E, no entanto, ela move-se...
No julgamento público de que foi alvo, em 1633, Galileu Galilei, considerado um dos principais pais da ciência moderna, que provou que raciocinar não é suficiente e que as bases do método científico são observar, raciocinar, concluir e comprovar, evitou ser queimado vivo renegando as suas ideias, através de uma confissão: “Eu, Galileu, filho de Vincenzo Galilei, florentino, de 70 anos de idade, intimado à presença deste tribunal e ajoelhado diante de vós, Reverendíssimos Cardeais Inquisidores-Mores contra a gravidade herética, tendo diante dos olhos e tocando com as mãos os Santos Evangelhos, juro que sempre acreditei em tudo quanto é defendido, pregado e ensinado pela Santa Igreja Católica e Apostólica. Mas, considerando que (...) escrevi e imprimi um livro no qual discuto a nova doutrina (o heliocentrismo) já condenada e aduzo argumentos de grande força em seu favor, fui pelo Santo Oficio acusado de veementemente suspeito de heresia, isto é, de haver sustentado e acreditado que o Sol está no centro do mundo e imóvel, e que a terra não está no centro, mas se move; desejando eliminar do espírito de todos os cristãos fiéis essa suspeita concebida mui justamente contra mim, com sinceridade e fé verdadeira, abjuro, amaldiçoo e detesto os citados erros e heresias, e em geral qualquer outro erro, heresia e seita contrários à Santa Igreja, e juro que no futuro nunca mais direi nem afirmarei, verbalmente nem por escrito, nada que proporcione motivo para tal suspeita a meu respeito.” Após o veredicto, o astrónomo proferiu a seguinte frase, sobre a Terra: “E, no entanto, ela move-se”...

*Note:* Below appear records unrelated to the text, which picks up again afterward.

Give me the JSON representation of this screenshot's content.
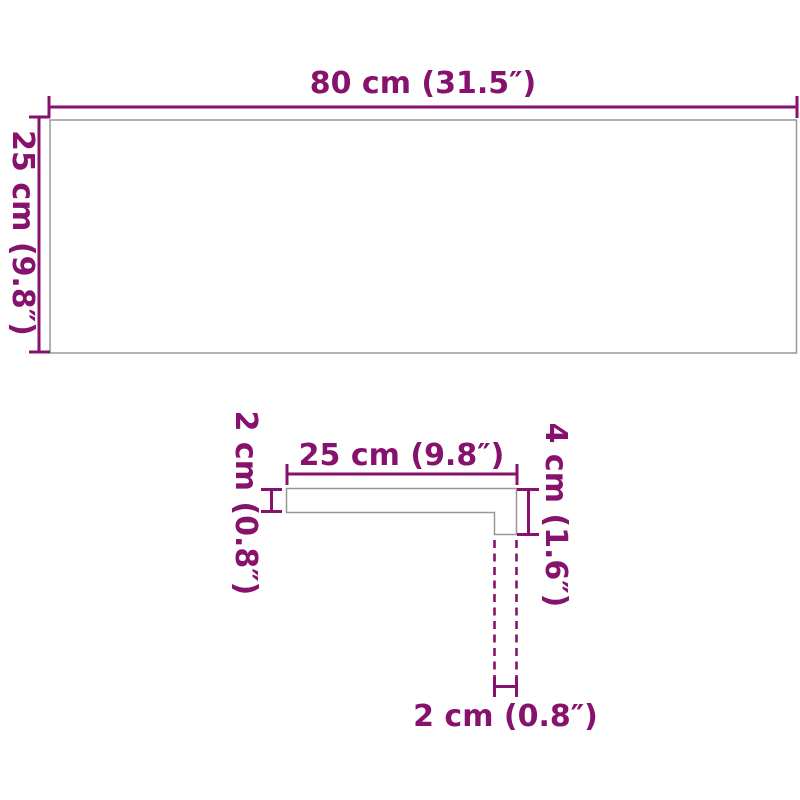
{
  "colors": {
    "accent": "#87126d",
    "outline": "#979797",
    "background": "#ffffff"
  },
  "top_view": {
    "width_label": "80 cm (31.5″)",
    "height_label": "25 cm (9.8″)"
  },
  "cross_section": {
    "tread_width_label": "25 cm (9.8″)",
    "tread_thickness_label": "2 cm (0.8″)",
    "nose_height_label": "4 cm (1.6″)",
    "nose_width_label": "2 cm (0.8″)"
  }
}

A proposta de resolução apresentada pelo Chega, que visa conceder aos encarregados de educação o poder de autorizar a participação, ou não, dos seus filhos em aulas sobre identidade de género e outras temáticas, tem suscitado um intensa polémica. Esta medida coloca em risco o papel crucial da escola enquanto espaço de conhecimento, diálogo e diversidade.

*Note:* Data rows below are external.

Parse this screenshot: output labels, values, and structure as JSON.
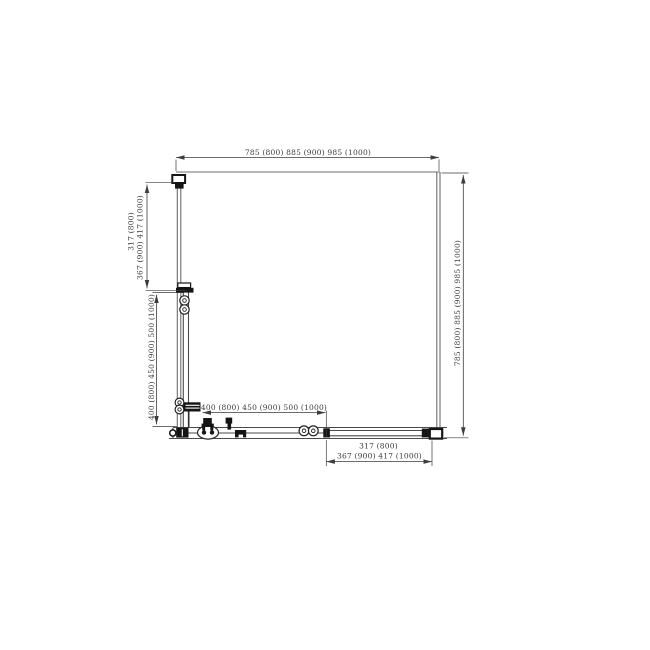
{
  "page": {
    "background": "#ffffff"
  },
  "drawing": {
    "name": "square-corner-shower-enclosure-plan",
    "line_color": "#3d3d3d",
    "glass_color": "#6f6f6f",
    "hardware_color": "#151515",
    "dims": {
      "top_width": "785 (800)  885 (900)  985 (1000)",
      "right_height": "785 (800)  885 (900)  985 (1000)",
      "left_upper_line1": "317 (800)",
      "left_upper_line2": "367 (900)  417 (1000)",
      "left_lower": "400 (800)  450 (900)  500 (1000)",
      "bottom_inner": "400 (800)  450 (900)  500 (1000)",
      "bottom_right_line1": "317 (800)",
      "bottom_right_line2": "367 (900)  417 (1000)"
    }
  }
}
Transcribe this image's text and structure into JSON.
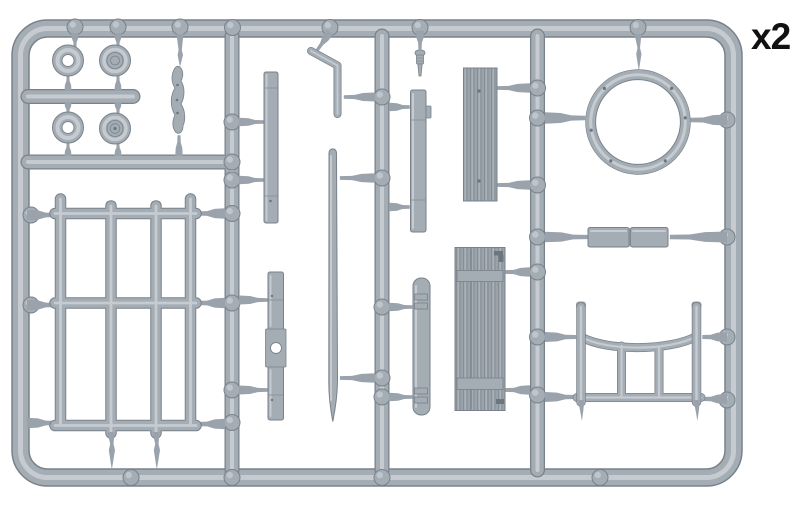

Ao questionar se um pai que acredita que a terra é plana pode privar os seus filhos de aulas de Geografia ou se um fundamentalista de qualquer religião pode opor-se à participação dos seus ‘rebentos’ em aulas de Biologia, baseadas na teoria da evolução, a Iniciativa Liberal trouxe à luz a complexidade e os desafios enfrentados pela educação numa sociedade plural.

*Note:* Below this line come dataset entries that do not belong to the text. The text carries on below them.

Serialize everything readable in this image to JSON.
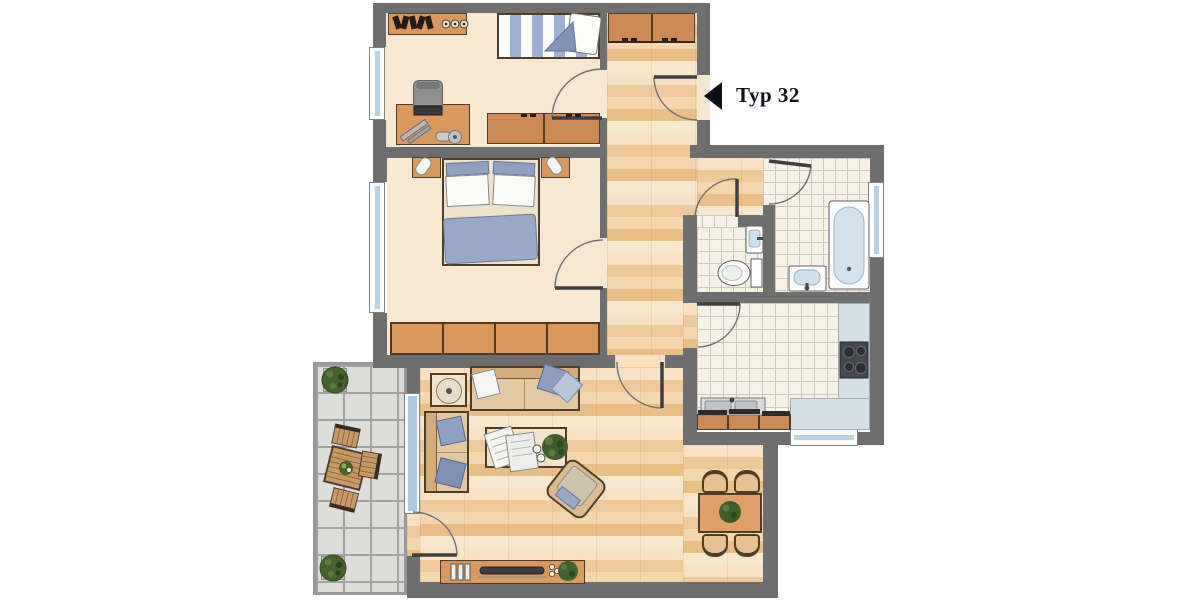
{
  "plan": {
    "label": "Typ 32",
    "arrow_icon": "left-black-triangle-entrance-marker",
    "rooms": [
      "children-room",
      "bedroom",
      "living-room",
      "dining-area",
      "hallway",
      "wc",
      "bathroom",
      "kitchen",
      "balcony"
    ],
    "colors": {
      "wall": "#6e6e6e",
      "room_floor": "#f9e8d1",
      "parquet": "#f0cf9f",
      "tile": "#f7f2e8",
      "tile_grout": "#cfc8b8",
      "balcony_tile": "#dddddb",
      "balcony_grout": "#a2a2a0",
      "furniture_wood": "#d8985e",
      "cabinet_wood": "#cd8a54",
      "textile_blue": "#8e9dbf",
      "kitchen_counter": "#d4dfe6",
      "window_glass": "#b9d2e2",
      "plant_green": "#44612e",
      "stove_dark": "#45484c",
      "label_color": "#12121e"
    }
  }
}
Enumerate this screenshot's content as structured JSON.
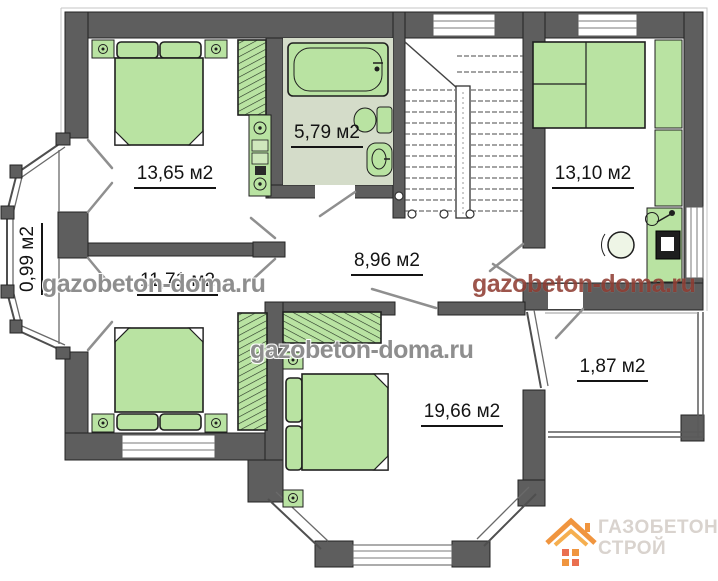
{
  "plan": {
    "room_labels": [
      {
        "id": "bedroom-top-left",
        "text": "13,65 м2"
      },
      {
        "id": "bathroom",
        "text": "5,79 м2"
      },
      {
        "id": "room-right",
        "text": "13,10 м2"
      },
      {
        "id": "bay-window-left",
        "text": "0,99 м2"
      },
      {
        "id": "bedroom-mid-left",
        "text": "11,71 м2"
      },
      {
        "id": "hallway",
        "text": "8,96 м2"
      },
      {
        "id": "bedroom-bottom",
        "text": "19,66 м2"
      },
      {
        "id": "balcony-right",
        "text": "1,87 м2"
      }
    ],
    "watermarks": {
      "left": "gazobeton-doma.ru",
      "center": "gazobeton-doma.ru",
      "right": "gazobeton-doma.ru"
    },
    "logo": {
      "line1": "ГАЗОБЕТОН",
      "line2": "СТРОЙ"
    },
    "colors": {
      "wall": "#5e5e5e",
      "furniture_green": "#b9e3a2",
      "bathroom_floor": "#d4dcc9",
      "watermark_gray": "#7a7a7a",
      "watermark_red": "#883024",
      "logo_orange": "#ef8a2b"
    }
  }
}
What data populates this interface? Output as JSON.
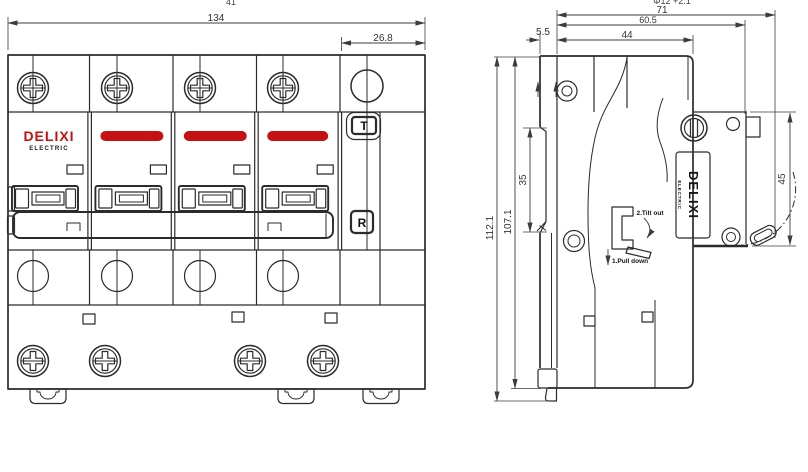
{
  "front_view": {
    "dims": {
      "width_total": "134",
      "module_width": "26.8",
      "clipped_top": "41"
    },
    "logo": {
      "brand": "DELIXI",
      "sub": "ELECTRIC"
    },
    "buttons": {
      "test": "T",
      "reset": "R"
    }
  },
  "side_view": {
    "dims": {
      "depth_total": "71",
      "depth_body": "60.5",
      "depth_front": "44",
      "rail_offset": "5.5",
      "height_total": "112.1",
      "height_body": "107.1",
      "rail_slot": "35",
      "terminal_zone": "45"
    },
    "clipped_note": "Φ12 +2.1",
    "logo": {
      "brand": "DELIXI",
      "sub": "ELECTRIC"
    },
    "instructions": {
      "step1": "1.Pull down",
      "step2": "2.Tilt out"
    }
  }
}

A escola é mais do que uma instituição que ensina a ler, a escrever e a contar. Desempenha um papel crucial no crescimento e formação das nossas crianças e jovens, não apenas transmitindo conhecimento académico, mas também promovendo a compreensão, o respeito pela diferença e a construção da identidade.
A proposta do Chega, apesar de, em teoria, defender a liberdade de escolha das famílias, levanta questões fundamentais sobre o propósito da educação. A escola deve ser um espaço inclusivo, onde diferentes perspetivas são apresentadas, enriquecendo a experiência educacional. Esta proposta é um ataque ao direito à identidade e igualdade de género. A escola deve um “porto de abrigo”, para as crianças e jovens, proporcionando um ambiente seguro para o desenvolvimento da sua personalidades e dos seus valores sociais e cívicos.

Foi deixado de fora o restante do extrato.